Не доверяет Барило, боится чего-то.

— Как — зачем?! Прошлое вспомнить… вас вот увидеть… Я хотел спросить: почему вы чуней мне тогда не дали, когда водовозом был? Теперь помните?

— Так не було ж!

И рот Семенова остается открытым — дальнейшие вопросы тонут в горле. Зачем спрашивать, когда и так все ясно! И ему, и Барило. Настолько ясно, что просто глупо задавать какие-либо вопросы, возвращать и выяснять прошлое. Все это бессмысленно, — подумал Семенов. Можно только притворяться ханжески в некоей идиллии доброжелательства и товарищества…

— Что же вы чай-то не пьете? — придвинул ему Барило вдруг полуостывший чайник и пустой мутно-грязный стакан. — И хлеб берите! Вот масло… Теперь берите… теперь есть…

«У тебя и тогда было», — думает Семенов.

— Спасибо, — ответил он, поднимаясь. — Пойду…
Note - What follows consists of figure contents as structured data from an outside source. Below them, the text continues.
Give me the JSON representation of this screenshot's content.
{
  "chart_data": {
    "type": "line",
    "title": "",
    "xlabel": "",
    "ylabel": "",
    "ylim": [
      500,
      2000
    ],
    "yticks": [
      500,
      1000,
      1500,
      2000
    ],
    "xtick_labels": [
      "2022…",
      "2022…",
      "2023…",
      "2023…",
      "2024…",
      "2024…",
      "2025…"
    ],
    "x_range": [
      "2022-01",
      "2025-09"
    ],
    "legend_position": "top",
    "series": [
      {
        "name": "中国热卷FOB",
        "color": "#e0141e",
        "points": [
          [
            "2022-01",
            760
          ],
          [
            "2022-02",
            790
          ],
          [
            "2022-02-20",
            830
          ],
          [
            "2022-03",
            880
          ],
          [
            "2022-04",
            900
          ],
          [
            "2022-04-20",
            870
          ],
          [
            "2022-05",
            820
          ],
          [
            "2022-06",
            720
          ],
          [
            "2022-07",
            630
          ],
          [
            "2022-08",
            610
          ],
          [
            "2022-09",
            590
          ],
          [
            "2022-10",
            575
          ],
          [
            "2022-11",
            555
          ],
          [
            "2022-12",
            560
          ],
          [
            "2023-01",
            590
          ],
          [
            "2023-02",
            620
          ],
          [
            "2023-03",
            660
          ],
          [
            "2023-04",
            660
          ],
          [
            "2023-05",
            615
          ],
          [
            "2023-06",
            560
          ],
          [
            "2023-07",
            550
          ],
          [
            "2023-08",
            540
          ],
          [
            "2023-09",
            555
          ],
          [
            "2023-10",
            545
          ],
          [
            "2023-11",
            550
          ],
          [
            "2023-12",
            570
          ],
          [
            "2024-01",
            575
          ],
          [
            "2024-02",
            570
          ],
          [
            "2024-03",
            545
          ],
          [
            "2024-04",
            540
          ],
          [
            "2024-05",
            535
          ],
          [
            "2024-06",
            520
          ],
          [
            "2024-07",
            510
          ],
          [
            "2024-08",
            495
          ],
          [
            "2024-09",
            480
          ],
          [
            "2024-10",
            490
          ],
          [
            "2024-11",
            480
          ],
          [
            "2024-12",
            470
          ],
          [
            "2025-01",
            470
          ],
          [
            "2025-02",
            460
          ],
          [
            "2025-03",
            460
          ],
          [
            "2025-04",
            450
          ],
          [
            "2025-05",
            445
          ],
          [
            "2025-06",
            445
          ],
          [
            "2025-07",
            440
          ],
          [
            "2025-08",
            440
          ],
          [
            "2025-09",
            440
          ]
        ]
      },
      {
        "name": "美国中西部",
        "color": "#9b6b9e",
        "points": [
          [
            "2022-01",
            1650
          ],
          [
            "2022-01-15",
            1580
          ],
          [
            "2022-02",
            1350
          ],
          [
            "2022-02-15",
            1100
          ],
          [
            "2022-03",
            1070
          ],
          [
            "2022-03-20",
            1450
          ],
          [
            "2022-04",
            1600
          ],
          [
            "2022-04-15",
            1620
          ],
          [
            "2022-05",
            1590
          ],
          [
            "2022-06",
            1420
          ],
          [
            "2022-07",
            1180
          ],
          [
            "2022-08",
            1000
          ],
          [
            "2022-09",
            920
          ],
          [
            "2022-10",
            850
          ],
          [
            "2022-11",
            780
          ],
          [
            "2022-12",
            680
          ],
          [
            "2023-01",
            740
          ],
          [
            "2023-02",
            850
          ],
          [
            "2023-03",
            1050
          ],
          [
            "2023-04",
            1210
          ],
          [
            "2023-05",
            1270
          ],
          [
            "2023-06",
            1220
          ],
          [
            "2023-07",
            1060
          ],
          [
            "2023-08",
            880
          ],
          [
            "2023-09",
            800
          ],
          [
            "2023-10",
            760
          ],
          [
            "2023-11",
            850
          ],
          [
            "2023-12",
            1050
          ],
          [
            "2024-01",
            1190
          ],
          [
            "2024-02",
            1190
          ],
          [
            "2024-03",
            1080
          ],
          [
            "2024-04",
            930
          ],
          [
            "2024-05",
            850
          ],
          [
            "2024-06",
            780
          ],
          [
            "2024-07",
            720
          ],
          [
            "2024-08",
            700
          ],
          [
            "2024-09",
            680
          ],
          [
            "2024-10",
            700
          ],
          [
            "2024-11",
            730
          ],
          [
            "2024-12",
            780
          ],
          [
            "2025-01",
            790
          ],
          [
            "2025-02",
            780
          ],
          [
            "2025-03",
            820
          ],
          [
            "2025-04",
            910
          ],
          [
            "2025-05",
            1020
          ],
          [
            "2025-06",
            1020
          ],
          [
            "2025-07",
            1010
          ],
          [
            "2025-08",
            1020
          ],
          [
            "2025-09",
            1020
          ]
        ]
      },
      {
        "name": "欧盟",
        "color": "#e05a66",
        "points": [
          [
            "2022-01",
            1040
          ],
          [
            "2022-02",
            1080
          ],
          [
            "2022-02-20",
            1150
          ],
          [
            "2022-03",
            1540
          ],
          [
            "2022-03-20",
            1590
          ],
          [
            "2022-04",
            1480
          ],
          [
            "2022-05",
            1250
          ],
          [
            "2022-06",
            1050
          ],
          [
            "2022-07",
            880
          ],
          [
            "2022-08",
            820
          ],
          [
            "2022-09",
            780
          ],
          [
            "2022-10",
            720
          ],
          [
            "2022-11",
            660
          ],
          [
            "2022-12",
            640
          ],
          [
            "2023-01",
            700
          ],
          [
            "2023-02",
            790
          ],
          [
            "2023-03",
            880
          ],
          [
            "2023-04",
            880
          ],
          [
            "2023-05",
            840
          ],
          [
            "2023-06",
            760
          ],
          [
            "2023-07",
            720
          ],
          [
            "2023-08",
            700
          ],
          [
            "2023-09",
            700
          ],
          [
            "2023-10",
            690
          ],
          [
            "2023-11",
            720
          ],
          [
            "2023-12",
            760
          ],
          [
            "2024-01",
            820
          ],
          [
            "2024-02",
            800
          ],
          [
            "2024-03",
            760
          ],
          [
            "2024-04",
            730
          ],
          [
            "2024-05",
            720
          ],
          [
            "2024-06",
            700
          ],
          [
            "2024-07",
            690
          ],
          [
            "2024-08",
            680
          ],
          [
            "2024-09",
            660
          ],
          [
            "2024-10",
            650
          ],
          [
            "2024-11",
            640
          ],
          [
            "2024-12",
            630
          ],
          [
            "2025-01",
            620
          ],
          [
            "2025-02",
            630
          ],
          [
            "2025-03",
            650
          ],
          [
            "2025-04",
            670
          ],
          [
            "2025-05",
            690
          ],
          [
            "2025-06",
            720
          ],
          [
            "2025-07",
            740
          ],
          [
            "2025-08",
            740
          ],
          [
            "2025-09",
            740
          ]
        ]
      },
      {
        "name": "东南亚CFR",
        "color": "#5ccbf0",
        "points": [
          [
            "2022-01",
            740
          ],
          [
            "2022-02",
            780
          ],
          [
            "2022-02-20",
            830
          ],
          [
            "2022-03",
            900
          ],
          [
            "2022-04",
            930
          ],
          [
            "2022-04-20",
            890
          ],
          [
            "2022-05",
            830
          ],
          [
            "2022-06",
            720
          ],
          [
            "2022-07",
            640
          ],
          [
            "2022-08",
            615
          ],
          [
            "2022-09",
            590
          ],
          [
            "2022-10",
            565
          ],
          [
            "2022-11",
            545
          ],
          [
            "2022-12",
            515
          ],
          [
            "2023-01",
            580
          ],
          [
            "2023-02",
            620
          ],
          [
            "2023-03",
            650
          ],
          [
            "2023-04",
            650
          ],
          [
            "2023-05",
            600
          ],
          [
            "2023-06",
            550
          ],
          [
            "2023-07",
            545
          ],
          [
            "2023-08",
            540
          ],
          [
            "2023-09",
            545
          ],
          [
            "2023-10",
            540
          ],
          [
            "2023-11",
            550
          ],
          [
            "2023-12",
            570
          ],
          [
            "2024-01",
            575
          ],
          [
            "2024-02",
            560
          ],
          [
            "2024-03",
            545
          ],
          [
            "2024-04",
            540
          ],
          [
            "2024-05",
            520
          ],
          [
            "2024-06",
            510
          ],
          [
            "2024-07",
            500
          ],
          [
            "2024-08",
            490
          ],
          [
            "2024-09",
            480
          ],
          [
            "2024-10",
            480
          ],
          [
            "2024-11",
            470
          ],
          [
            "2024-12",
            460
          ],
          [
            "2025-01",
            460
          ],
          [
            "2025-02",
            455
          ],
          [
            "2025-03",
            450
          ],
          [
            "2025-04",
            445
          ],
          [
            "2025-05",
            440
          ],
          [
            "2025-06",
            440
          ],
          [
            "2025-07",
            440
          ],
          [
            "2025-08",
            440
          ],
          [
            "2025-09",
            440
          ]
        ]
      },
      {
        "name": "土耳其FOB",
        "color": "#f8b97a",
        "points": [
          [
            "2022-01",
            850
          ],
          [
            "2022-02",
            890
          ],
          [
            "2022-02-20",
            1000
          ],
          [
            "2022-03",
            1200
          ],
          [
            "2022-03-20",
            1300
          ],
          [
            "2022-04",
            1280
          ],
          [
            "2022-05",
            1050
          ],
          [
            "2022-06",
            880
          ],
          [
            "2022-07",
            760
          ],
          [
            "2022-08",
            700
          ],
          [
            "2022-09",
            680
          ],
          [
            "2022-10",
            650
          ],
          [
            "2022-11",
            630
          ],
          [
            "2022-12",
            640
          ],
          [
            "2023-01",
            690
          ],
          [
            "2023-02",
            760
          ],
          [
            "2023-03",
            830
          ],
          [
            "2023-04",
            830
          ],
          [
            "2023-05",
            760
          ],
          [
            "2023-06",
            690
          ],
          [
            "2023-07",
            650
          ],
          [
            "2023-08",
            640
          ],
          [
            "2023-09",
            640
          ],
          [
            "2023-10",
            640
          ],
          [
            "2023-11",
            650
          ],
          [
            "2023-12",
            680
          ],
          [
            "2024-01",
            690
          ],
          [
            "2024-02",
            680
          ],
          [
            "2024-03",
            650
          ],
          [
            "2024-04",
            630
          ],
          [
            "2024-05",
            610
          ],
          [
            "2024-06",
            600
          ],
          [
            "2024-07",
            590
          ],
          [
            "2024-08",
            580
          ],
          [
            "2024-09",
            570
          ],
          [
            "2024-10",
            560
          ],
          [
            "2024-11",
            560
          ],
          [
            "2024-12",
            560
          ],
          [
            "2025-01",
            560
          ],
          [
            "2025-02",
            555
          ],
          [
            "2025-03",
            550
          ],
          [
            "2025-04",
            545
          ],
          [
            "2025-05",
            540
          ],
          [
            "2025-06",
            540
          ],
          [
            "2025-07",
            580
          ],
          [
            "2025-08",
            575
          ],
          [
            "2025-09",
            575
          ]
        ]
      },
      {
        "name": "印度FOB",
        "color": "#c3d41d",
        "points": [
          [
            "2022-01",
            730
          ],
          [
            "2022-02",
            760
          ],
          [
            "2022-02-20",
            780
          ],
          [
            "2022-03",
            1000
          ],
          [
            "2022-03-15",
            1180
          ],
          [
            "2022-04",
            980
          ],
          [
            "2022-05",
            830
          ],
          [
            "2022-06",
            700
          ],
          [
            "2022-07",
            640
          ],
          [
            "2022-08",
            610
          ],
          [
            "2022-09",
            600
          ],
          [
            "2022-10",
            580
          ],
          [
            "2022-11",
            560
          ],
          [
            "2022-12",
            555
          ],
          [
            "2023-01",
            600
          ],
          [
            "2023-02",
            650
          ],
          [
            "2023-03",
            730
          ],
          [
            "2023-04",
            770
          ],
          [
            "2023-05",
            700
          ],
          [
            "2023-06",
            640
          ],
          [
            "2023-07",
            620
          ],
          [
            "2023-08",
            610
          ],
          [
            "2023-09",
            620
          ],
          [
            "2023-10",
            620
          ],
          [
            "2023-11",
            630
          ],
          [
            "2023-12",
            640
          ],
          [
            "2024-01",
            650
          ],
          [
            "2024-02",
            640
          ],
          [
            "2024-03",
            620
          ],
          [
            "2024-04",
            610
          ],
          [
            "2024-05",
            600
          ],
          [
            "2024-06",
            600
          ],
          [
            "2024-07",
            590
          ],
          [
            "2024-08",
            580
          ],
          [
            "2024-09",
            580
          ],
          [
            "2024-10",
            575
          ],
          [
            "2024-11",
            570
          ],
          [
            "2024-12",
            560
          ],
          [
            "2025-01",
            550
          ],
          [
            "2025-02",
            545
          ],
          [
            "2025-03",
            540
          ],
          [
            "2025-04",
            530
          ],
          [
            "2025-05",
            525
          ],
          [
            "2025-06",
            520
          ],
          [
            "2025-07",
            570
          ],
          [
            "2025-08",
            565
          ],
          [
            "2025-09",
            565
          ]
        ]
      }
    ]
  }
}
Барило пошел его провожать. Семенов с удовлетворением отметил, что движения Барило болезненно-немощны — не просто движения старика, а человека больного. Они молча вышли. Снаружи дул ровный сильный ветер, гнал по сухой улице желтую пыль. Кивнув Барило, Семенов медленно пошел вдоль домов… как вдруг Барило опять окликнул его — громко и хрипло:

— Петька! Петька!

Семенов вздрогнул от неожиданности и рассмеялся: что-то там со скрипом сработало в ржавом Барильем мозгу — повернулись какие-то колесики — и все водворилось на свои места! Тридцати лет как не бывало: Семенов опять был вшивым Петькой, а тот — всемогущим Барило.

— В чем дело? — покорно спросил Семенов.

— Надо бы… того… в школе молодежь собрать! — спохватился он вдруг как-то твердо: — Рассказать надо молодым, как мы тут работали для Победы. И старики пусть придут — тоже расскажут. О героизме в тылу. Всех собрать надо!

Барило старался стоять прямо.

— Сделаем, — ответил Семенов. — Поговорю вот с парторгом…

— Надо, надо, — повторил Барило. — Очень это сурьезное дело, — и закашлялся.

Барило повернулся и тяжело опустился возле калитки на лавку, опираясь на нее руками…

64

Палатку Семенова теперь уже вовсе не видно — если смотреть на нее, как на точку в ливневом пейзаже, — и ничего не видно: все смазано падающей с неба водой, будто здесь никогда не светило солнце.

Не видно гор — не видно тайги — не видно Вангыра — его камней, порогов и волн — волны идут теперь, как по мокрому торшону на подрамнике — сверху вниз — с неясными на бугристой поверхности контурами старого рисунка и потекшими друг в друга красками — все смазано рукой небесного художника, вдруг решившего переписать наново не удавшийся ему этюд осени…

Семенов — тоже неразличимый в этом потопе — все еще спит — но невидимые нити связывают его с недремлющим прошлым…

65

Семенов вспоминает хату, в которой жил в те колхозные годы: назад тому тридцать лет… Странные воистину люди жили в этой маленькой хате!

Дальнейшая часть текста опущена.